Existing continual learning (CL) methods assume consistent training and testing domains, leading to significant performance degradation in domain-generalized continual learning (DGCL)—a challenging setting where models learn sequential single-domain tasks yet must generalize to multiple unseen domains. This paper introduces a novel framework for domain-generalizable continual learning, centered on DoT (Domain-adaptive Transformation), an adaptive domain transformation method. DoT decouples semantic and domain-specific feature representations and achieves cross-domain output alignment via a brain-inspired distributed-plus-hub mechanism. Built upon pretrained foundation models, DoT supports both full-parameter and parameter-efficient fine-tuning and offers plug-and-play integration. Experiments across multiple DGCL benchmarks demonstrate that DoT substantially enhances the cross-domain generalization capability of mainstream CL methods, effectively accumulates transferable knowledge, and achieves strong efficiency–lightweightness trade-offs.

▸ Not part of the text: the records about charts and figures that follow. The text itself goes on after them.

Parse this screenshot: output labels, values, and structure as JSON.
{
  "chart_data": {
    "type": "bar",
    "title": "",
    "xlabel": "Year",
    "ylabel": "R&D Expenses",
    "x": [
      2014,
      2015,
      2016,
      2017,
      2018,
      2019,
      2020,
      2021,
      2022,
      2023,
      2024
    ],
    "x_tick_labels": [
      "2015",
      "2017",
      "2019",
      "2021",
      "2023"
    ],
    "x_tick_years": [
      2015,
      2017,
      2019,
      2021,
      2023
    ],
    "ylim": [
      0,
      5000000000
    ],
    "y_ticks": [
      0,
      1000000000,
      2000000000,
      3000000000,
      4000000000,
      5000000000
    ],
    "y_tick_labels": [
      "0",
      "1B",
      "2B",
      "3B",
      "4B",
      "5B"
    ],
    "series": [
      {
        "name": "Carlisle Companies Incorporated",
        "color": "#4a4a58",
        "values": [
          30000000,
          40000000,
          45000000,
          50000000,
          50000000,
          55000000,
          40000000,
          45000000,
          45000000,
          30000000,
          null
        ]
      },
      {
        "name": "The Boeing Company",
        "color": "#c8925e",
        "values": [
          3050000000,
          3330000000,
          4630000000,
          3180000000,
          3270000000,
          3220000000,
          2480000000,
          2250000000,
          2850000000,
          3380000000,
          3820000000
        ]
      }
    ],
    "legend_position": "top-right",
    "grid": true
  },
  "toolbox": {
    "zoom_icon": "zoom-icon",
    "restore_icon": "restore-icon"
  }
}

To adapt effectively to dynamic real-world environments, intelligent systems must continually acquire new skills while generalizing them to diverse, unseen scenarios. Here, we introduce a novel and realistic setting named domain generalizable continual learning (DGCL): a model learns sequential tasks with each involving a single domain, aiming to perform well across all encountered tasks and domains. This setting poses unique challenges in acquiring, retaining, and leveraging both semantic- and domain-relevant information for robust generalization. Although state-of-the-art continual learning (CL) methods have employed pre-trained models (PTMs) to enhance task-specific generalization, they typically assume identical training and testing domains for each task and therefore perform poorly in DGCL. To this end, we propose adaptive Domain Transformation (DoT), an innovative PTMs-based approach tailored to DGCL. Inspired by the distributed-plus-hub theory of the human brain, DoT disentangles semantic- and domain-relevant information in representation learning, and adaptively transforms task representations across various domains for output alignment, ensuring balanced and generalized predictions. DoT serves as a plug-in strategy that greatly facilitates state-of-the-art CL baselines under both full parameter tuning and parameter-efficient tuning paradigms in DGCL, validated by extensive experiments. Also, DoT is shown to accumulate domain-generalizable knowledge from DGCL, and ensure resource efficiency with a lightweight implementation.